Ruben Amaro Jr. will be #Mets’ first base/baserunning/outfield coach, sources tell The Athletic. Had similar role with #RedSox last season.
— Ken Rosenthal (@Ken_Rosenthal) November 2, 2017
Younger viewers in the audience probably don’t recall this, but there was a time when Phillies press conferences weren’t about highly analytic GMs and shirt-ripping beefcake managers being asked questions about their genitals. There was a time when, somewhat routinely, the Phillies would hold press conferences to introduce a new elite player acquired for a chunk of their farm system. Everyone from Roy Halladay to Hunter Pence to Pedro Martinez appeared in that room, and each time they did, there was a man named Ruben Amaro, Jr. introducing them.
Now, Ruben’s rise and fall in this town is somewhat staggering, but also quite indicative of how quickly things can change in baseball, a sport that’s tempo is set by the pace at which pitchers can hit Chase Utley with the ball. At one point revered and worshipped for his ability to bring high-priced, high-caliber talent to town, mostly on the pitching staff, Amaro threw minor leaguer after minor leaguer at the challenge of shoring up the Phillies for a sustained run around their homegrown core.
Eventually, he ran out of luck, time, and ammunition, and in his last few desperate hours, made some deft moves to accrue prospects, leaving the franchise with a revered director of player development, Joe Jordan, who had been hired in 2011. He then quietly slipped away with the unprecedented decision to put a uniform back on and become the first base coach of the Boston Red Sox.
Amaro eventually took on an outfield (as well as baserunning) coach role as well, which makes sense, given that’s the position he played for the Phillies during the second, third, and final three seasons of an eight-year MLB career (as well as the others, presumably).
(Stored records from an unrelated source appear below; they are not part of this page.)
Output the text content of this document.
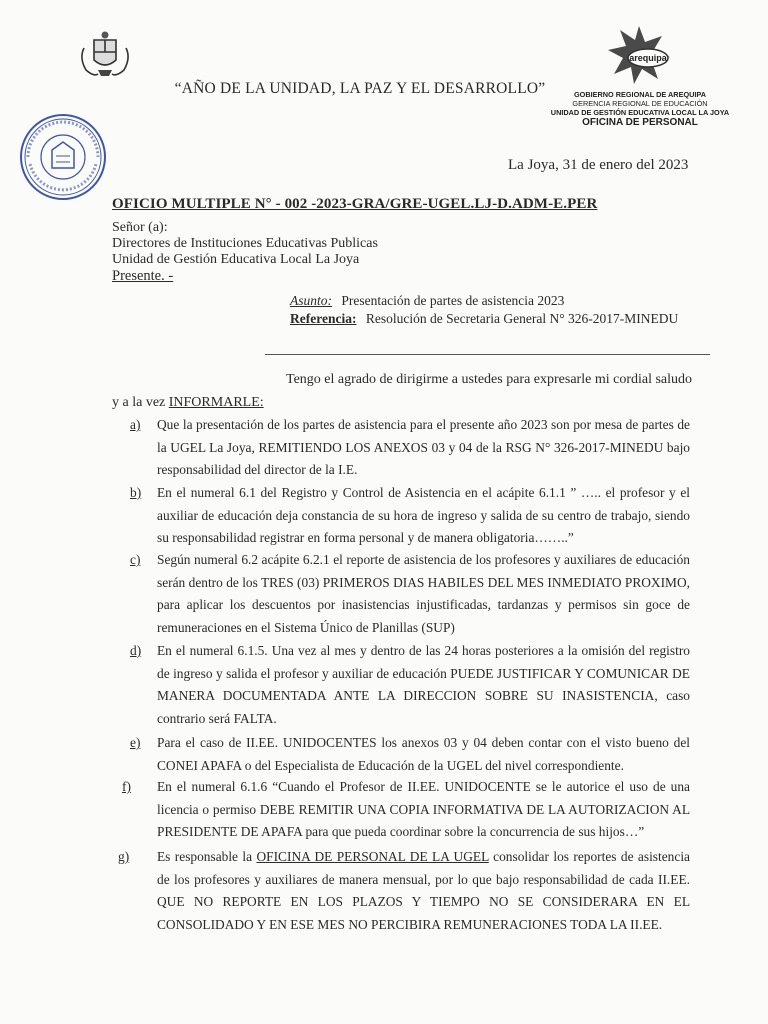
“AÑO DE LA UNIDAD, LA PAZ Y EL DESARROLLO”
arequipa
GOBIERNO REGIONAL DE AREQUIPA
GERENCIA REGIONAL DE EDUCACIÓN
UNIDAD DE GESTIÓN EDUCATIVA LOCAL LA JOYA
OFICINA DE PERSONAL
La Joya, 31 de enero del 2023
OFICIO MULTIPLE N° - 002 -2023-GRA/GRE-UGEL.LJ-D.ADM-E.PER
Señor (a):
Directores de Instituciones Educativas Publicas
Unidad de Gestión Educativa Local La Joya
Presente. -
Asunto: Presentación de partes de asistencia 2023
Referencia: Resolución de Secretaria General N° 326-2017-MINEDU
Tengo el agrado de dirigirme a ustedes para expresarle mi cordial saludo
y a la vez INFORMARLE:
a)	Que la presentación de los partes de asistencia para el presente año 2023 son por mesa de partes de la UGEL La Joya, REMITIENDO LOS ANEXOS 03 y 04 de la RSG N° 326-2017-MINEDU bajo responsabilidad del director de la I.E.
b)	En el numeral 6.1 del Registro y Control de Asistencia en el acápite 6.1.1 ” ….. el profesor y el auxiliar de educación deja constancia de su hora de ingreso y salida de su centro de trabajo, siendo su responsabilidad registrar en forma personal y de manera obligatoria……..”
c)	Según numeral 6.2 acápite 6.2.1 el reporte de asistencia de los profesores y auxiliares de educación serán dentro de los TRES (03) PRIMEROS DIAS HABILES DEL MES INMEDIATO PROXIMO, para aplicar los descuentos por inasistencias injustificadas, tardanzas y permisos sin goce de remuneraciones en el Sistema Único de Planillas (SUP)
d)	En el numeral 6.1.5. Una vez al mes y dentro de las 24 horas posteriores a la omisión del registro de ingreso y salida el profesor y auxiliar de educación PUEDE JUSTIFICAR Y COMUNICAR DE MANERA DOCUMENTADA ANTE LA DIRECCION SOBRE SU INASISTENCIA, caso contrario será FALTA.
e)	Para el caso de II.EE. UNIDOCENTES los anexos 03 y 04 deben contar con el visto bueno del CONEI APAFA o del Especialista de Educación de la UGEL del nivel correspondiente.
f)	En el numeral 6.1.6 “Cuando el Profesor de II.EE. UNIDOCENTE se le autorice el uso de una licencia o permiso DEBE REMITIR UNA COPIA INFORMATIVA DE LA AUTORIZACION AL PRESIDENTE DE APAFA para que pueda coordinar sobre la concurrencia de sus hijos…”
g)	Es responsable la OFICINA DE PERSONAL DE LA UGEL consolidar los reportes de asistencia de los profesores y auxiliares de manera mensual, por lo que bajo responsabilidad de cada II.EE. QUE NO REPORTE EN LOS PLAZOS Y TIEMPO NO SE CONSIDERARA EN EL CONSOLIDADO Y EN ESE MES NO PERCIBIRA REMUNERACIONES TODA LA II.EE.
So confident was Amaro in his decision to come down from the front office that he couldn’t stop saying the name of his new employer.
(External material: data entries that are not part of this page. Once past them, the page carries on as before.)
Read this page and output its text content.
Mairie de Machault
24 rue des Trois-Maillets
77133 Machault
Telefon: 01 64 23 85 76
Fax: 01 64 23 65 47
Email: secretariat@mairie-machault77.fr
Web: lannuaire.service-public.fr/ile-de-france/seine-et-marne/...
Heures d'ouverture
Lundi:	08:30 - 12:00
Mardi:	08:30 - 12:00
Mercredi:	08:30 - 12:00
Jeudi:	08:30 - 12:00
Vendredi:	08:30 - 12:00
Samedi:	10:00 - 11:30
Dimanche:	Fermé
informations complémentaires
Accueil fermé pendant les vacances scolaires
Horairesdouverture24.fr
"I am truly honored to join the Red Sox," Amaro said. "I am poised, focused and ready to bring anything I can in terms of experience and knowledge to this position, and I look forward to being a part of the Boston Red Sox."
This was all in late October of 2015, after Amaro had inherited his GM role from Pat Gillick following the Phillies 2008 World Series victory; and it was a couple of months before Amaro became a back-up dancer for Carl Willis.
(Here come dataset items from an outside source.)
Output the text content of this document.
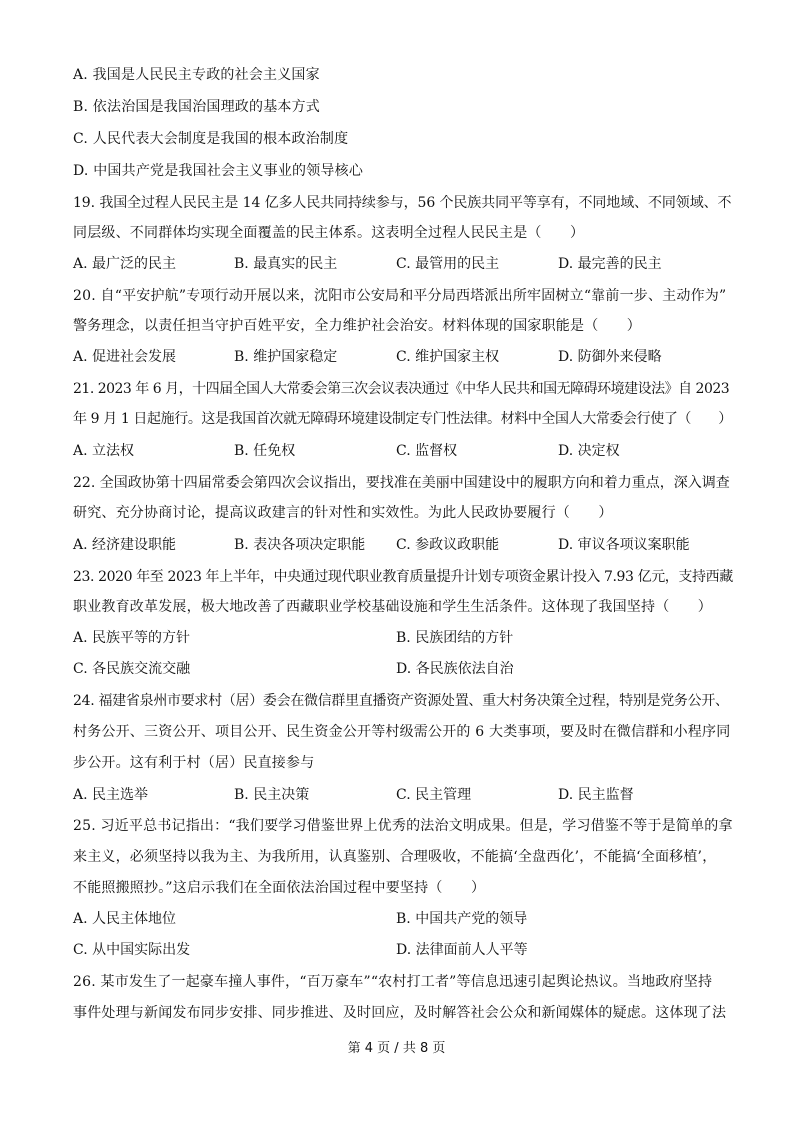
A. 我国是人民民主专政的社会主义国家
B. 依法治国是我国治国理政的基本方式
C. 人民代表大会制度是我国的根本政治制度
D. 中国共产党是我国社会主义事业的领导核心
19. 我国全过程人民民主是 14 亿多人民共同持续参与，56 个民族共同平等享有，不同地域、不同领域、不
同层级、不同群体均实现全面覆盖的民主体系。这表明全过程人民民主是（　　）
A. 最广泛的民主	B. 最真实的民主	C. 最管用的民主	D. 最完善的民主
20. 自“平安护航”专项行动开展以来，沈阳市公安局和平分局西塔派出所牢固树立“靠前一步、主动作为”
警务理念，以责任担当守护百姓平安，全力维护社会治安。材料体现的国家职能是（　　）
A. 促进社会发展	B. 维护国家稳定	C. 维护国家主权	D. 防御外来侵略
21. 2023 年 6 月，十四届全国人大常委会第三次会议表决通过《中华人民共和国无障碍环境建设法》自 2023
年 9 月 1 日起施行。这是我国首次就无障碍环境建设制定专门性法律。材料中全国人大常委会行使了（　　）
A. 立法权	B. 任免权	C. 监督权	D. 决定权
22. 全国政协第十四届常委会第四次会议指出，要找准在美丽中国建设中的履职方向和着力重点，深入调查
研究、充分协商讨论，提高议政建言的针对性和实效性。为此人民政协要履行（　　）
A. 经济建设职能	B. 表决各项决定职能 C. 参政议政职能	D. 审议各项议案职能
23. 2020 年至 2023 年上半年，中央通过现代职业教育质量提升计划专项资金累计投入 7.93 亿元，支持西藏
职业教育改革发展，极大地改善了西藏职业学校基础设施和学生生活条件。这体现了我国坚持（　　）
A. 民族平等的方针	B. 民族团结的方针
C. 各民族交流交融	D. 各民族依法自治
24. 福建省泉州市要求村（居）委会在微信群里直播资产资源处置、重大村务决策全过程，特别是党务公开、
村务公开、三资公开、项目公开、民生资金公开等村级需公开的 6 大类事项，要及时在微信群和小程序同
步公开。这有利于村（居）民直接参与
A. 民主选举	B. 民主决策	C. 民主管理	D. 民主监督
25. 习近平总书记指出：“我们要学习借鉴世界上优秀的法治文明成果。但是，学习借鉴不等于是简单的拿
来主义，必须坚持以我为主、为我所用，认真鉴别、合理吸收，不能搞‘全盘西化’，不能搞‘全面移植’，
不能照搬照抄。”这启示我们在全面依法治国过程中要坚持（　　）
A. 人民主体地位	B. 中国共产党的领导
C. 从中国实际出发	D. 法律面前人人平等
26. 某市发生了一起豪车撞人事件，“百万豪车”“农村打工者”等信息迅速引起舆论热议。当地政府坚持
事件处理与新闻发布同步安排、同步推进、及时回应，及时解答社会公众和新闻媒体的疑虑。这体现了法
第 4 页 / 共 8 页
His whispering in the ear of baserunners for the Red Sox contributed to 106 SB in 2017, the sixth most in baseball and the third most in the AL, while the team was only tied for 13th in MLB for caught stealing (31). The previous year, they stole 83 bases, getting caught 24 times. Of course, a lot of this has to do with Mookie Betts and Xander Bogaerts and the rest of the legs attached to young, fast players infesting the AL East in Red Sox uniforms.
Meanwhile, even the Phillies stole more bases than the Mets this year (59 vs. 58). The Mets have a lot of thinking to do, and with their new manager installed and a fresh coaching staff on the way, they’ll look to do so with the sage wisdom of a man whose role as a coach for their team has only ever been referred to sarcastically.
The Mets should at least give Ruben Amaro a full time gig for his contaminating the Nationals with the trade of Jonathan Papelbon.